Menurut Green (2003), peubah terikat seperti itu merupakan peringkat (ranking),
dan nilai-nilai yang dipilih bukan kuantitatif tetapi hanya sebuah ordering.
Tingkat kepatuhan merupakan peubah terikat (dependent) yang tergantung pada
beberapa faktor yang menjadi peubah penjelas (explanatory).

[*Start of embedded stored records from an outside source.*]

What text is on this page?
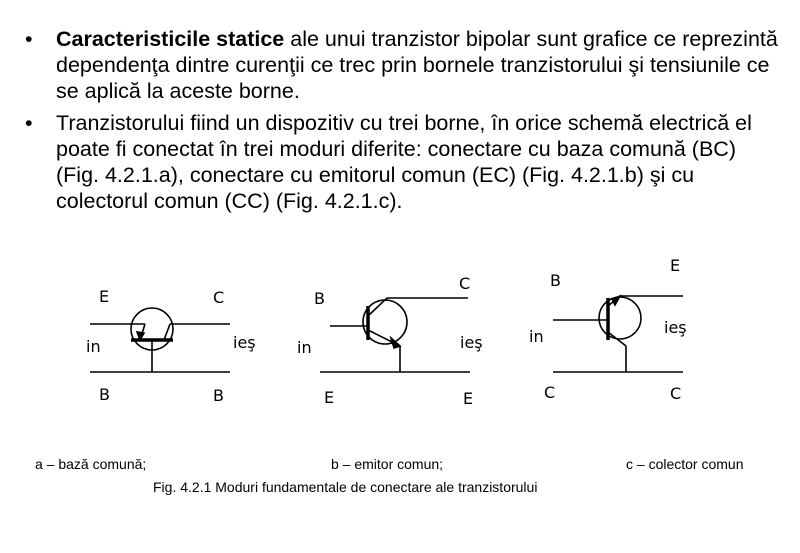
• Caracteristicile statice ale unui tranzistor bipolar sunt grafice ce reprezintă dependenţa dintre curenţii ce trec prin bornele tranzistorului şi tensiunile ce se aplică la aceste borne.
• Tranzistorului fiind un dispozitiv cu trei borne, în orice schemă electrică el poate fi conectat în trei moduri diferite: conectare cu baza comună (BC) (Fig. 4.2.1.a), conectare cu emitorul comun (EC) (Fig. 4.2.1.b) şi cu colectorul comun (CC) (Fig. 4.2.1.c).
E	C
in	ieş
B	B
B
C
in	ieş
E	E
B
E
in	ieş
C	C
a – bază comună;	b – emitor comun;	c – colector comun
Fig. 4.2.1 Moduri fundamentale de conectare ale tranzistorului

Estimasi model ekonometrika yang melibatkan peubah terikat dengan jenis
data skala ordinal memerlukan spesifikasi khusus. Penjelasannya disajikan pada
subbab prosedur estimasi model ekonometrika. Pada subbab ini hanya
menjelaskan tanda dan besaran pengaruh peubah penjelas terhadap peubah
terikatnya saja.
Peubah penjelas dalam model ekonometrika dipilih berdasarkan informasi
teoritis dan empiris. Melalui persamaan (3.7a) dan (3.7b), secara teoritis
diinformasikan bahwa penggunaan alat tangkap legal dan terlarang sekurang-
kurangnya merespon beberapa peubah, seperti harga ikan, hasil tangkapan atau
produksi, ketersediaan biomassa ikan, biaya per unit penggunaan alat tangkap, dan
biaya per unit tindakan penghindaran terhadap upaya pengawasan, efektivitas
tindakan penghindaran nelayan terhadap upaya pengawasan, dan upaya
pemerintah untuk menegakan aturan alat tangkap. Kemudian, berdasarkan
pengembangan model yang dilakukan oleh Sumaila dan Keith (2006), disamping
faktor tersebut, perlu dipertimbangkan faktor moral dan tekanan sosial yang
53
berpotensi menjadi pertimbangan nelayan dalam memilih alat tangkap legal dan
terlarang, dan mengacu pada pengalaman Kuperan dan Sutinen (1998) serta
Eggert dan Lokina (2008), perlu juga dipertimbangkan aspek legitimasinya.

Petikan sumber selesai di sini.